ARTICLE 28 TER (NOUVEAU)


Supprimer cet article.

Objet

Cet article restreint l’office du juge de la liberté et de la détention (JLD) en ce qui concerne le maintien en zone d’attente. Présenté comme un alignement avec les dispositions existantes pour la rétention, il va toutefois bien au-delà puisqu’il permettrait de faire échec à la jurisprudence Gassama en restreignant l’office du juge à la seule question de la procédure.

L’article L. 552-13, précise que seules les erreurs procédurales qui ont eu pour effet de porter atteinte aux droits de l’étranger peuvent entraîner la mainlevée de la rétention.

Cet article 28 ter (nouveau) empêchera le juge de statuer sur le fond du dossier et notamment sur les garanties de représentation. Il précise en effet que le JLD ne statue que sur l’exercice effectif des droits reconnus à l’étranger.
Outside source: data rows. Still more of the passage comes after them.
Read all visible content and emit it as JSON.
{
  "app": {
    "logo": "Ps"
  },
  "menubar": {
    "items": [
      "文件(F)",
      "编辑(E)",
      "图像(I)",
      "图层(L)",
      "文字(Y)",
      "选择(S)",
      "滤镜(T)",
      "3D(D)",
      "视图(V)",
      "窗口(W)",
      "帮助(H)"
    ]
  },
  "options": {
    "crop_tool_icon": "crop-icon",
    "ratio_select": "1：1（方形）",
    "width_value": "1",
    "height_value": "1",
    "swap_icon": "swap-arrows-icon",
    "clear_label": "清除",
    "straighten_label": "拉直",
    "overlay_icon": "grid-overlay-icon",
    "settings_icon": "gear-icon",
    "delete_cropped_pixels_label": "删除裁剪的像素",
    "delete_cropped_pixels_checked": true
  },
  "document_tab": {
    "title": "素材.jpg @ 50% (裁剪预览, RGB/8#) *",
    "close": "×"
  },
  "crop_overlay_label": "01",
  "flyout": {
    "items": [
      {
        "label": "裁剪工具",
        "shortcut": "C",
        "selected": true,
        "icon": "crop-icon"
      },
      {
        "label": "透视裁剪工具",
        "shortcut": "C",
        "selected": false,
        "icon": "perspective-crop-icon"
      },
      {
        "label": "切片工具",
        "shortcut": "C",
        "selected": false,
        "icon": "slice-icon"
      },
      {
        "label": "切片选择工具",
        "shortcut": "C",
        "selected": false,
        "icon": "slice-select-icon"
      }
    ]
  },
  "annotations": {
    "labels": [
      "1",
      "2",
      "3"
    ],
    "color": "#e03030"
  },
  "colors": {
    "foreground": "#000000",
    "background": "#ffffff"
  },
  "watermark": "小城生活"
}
Aussi, il ne peut être comparé comme un simple alignement avec l’article L. 552-13.

Concernant l’article L. 552-13, la Commission nationale consultative des droits de l'homme (CNCDH), dans son avis sur le projet de loi, a réitéré « son total désaccord quant à cette limitation des pouvoirs du JLD, le texte précité prévoyant que seuls les vices de procédure présentant un caractère substantiel entraînent l’annulation de la décision privative de liberté (placement en zone d’attente et en centre de rétention administrative). S’agissant d’un contrôle de la régularité d’une procédure ayant mené à une privation de liberté, la CNCDH rappelle que cette procédure touchant aux droits les plus fondamentaux, le vice de procédure doit s’analyser in concreto et au regard des conséquences que ce manquement a produites pour les droits de l’étranger. »

Le fait que le juge des libertés puisse avoir une forte latitude concernant les personnes en zone d’attente s’explique par l’extrême vulnérabilité des personnes qui y sont placées.

Pour toutes ces raisons, il est proposé de supprimer le présent article.